In this regard, to the best of our knowledge, our present study is the first one to demonstrate that moderate-intensity swimming training can be efficiently used to prevent myocardial infarction-induced ischemic injury, by inhibiting ROS production and strengthening intracellular antioxidant defense. Our results indicate that both cardiac injury biomarkers (ANP and BNP) and ROS levels were significantly lower in rats who partook in swimming training, compared to the sedentary animals. Moreover, the enzymatic components of the intracellular antioxidant system also showed increased resilience in trained animals after ISO-induced myocardial infarction. GPx, in particular, presented significantly increased concentrations in the swimming animals. Although SOD and CAT levels in this group were also slightly elevated, these changes were not considered statistically significant. Exercise triggers a complex adaptive response in the body, enhancing endogenous antioxidant defenses and improving the overall redox balance. This adaptive response involves the upregulation of enzymatic antioxidants such as SOD, CAT, and GPx, contributing to a more robust defense against oxidative stress [
27]. It is no coincidence that exercise proved to be more efficient against oxidative stress in comparison to antioxidants obtained from dietary sources or supplements for the simple reason that exercise may interact synergistically with endogenous antioxidant systems, creating a more effective defense against oxidative damage. This synergy is thought to be superior to the isolated use of exogenous antioxidants, as the body’s adaptive responses are engaged in a comprehensive and coordinated manner during physical activity [
28].
Taking everything into consideration, we conclude that physical exercise in the form of moderate-intensity swimming has the potential to be considered as a part of cardiac conditioning training, with the specific aim of preventing myocardial infarction-induced heart injury, mediated by oxidative stress and dysfunctional antioxidant defense.

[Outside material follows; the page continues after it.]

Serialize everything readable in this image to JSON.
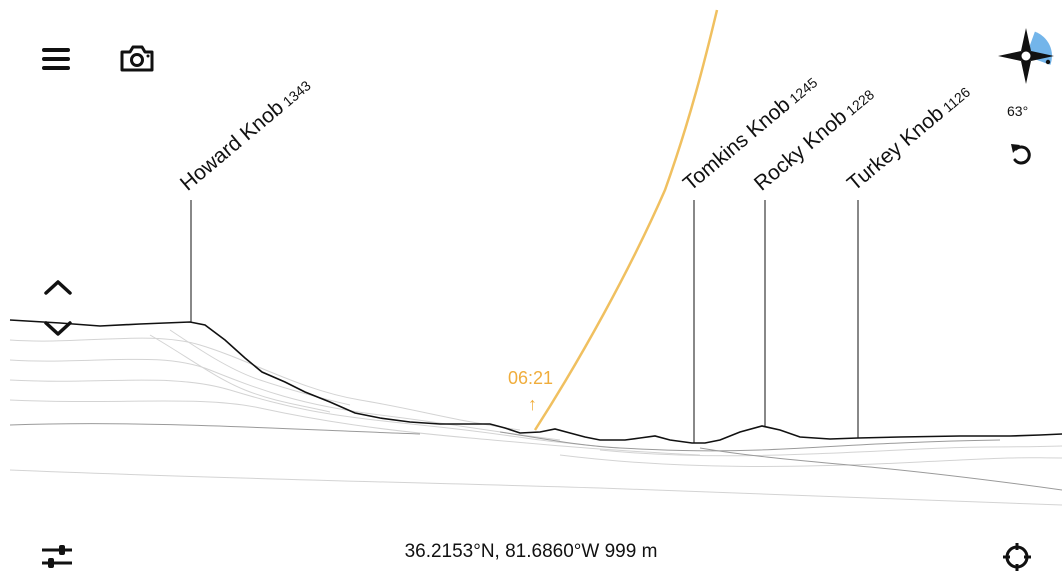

While excessive ROS can lead to oxidative stress and damage cellular structures, balanced ROS levels play important roles in various physiological processes. Regular, moderate-intensity exercise seems to induce adaptive responses that exploit the benefits of ROS (e.g., triggering adaptive responses that enhance mitochondrial function and improve the efficiency of energy production), while minimizing the risk of oxidative damage. That being said, our findings represent only a small fraction of the currently available and often contradictory data associated with this topic. We suggest that further research should be conducted to elucidate the biochemical basis of the link between ischemia and oxidative cardiac damage, thus providing an opportunity to develop effective preventive and treatment methods.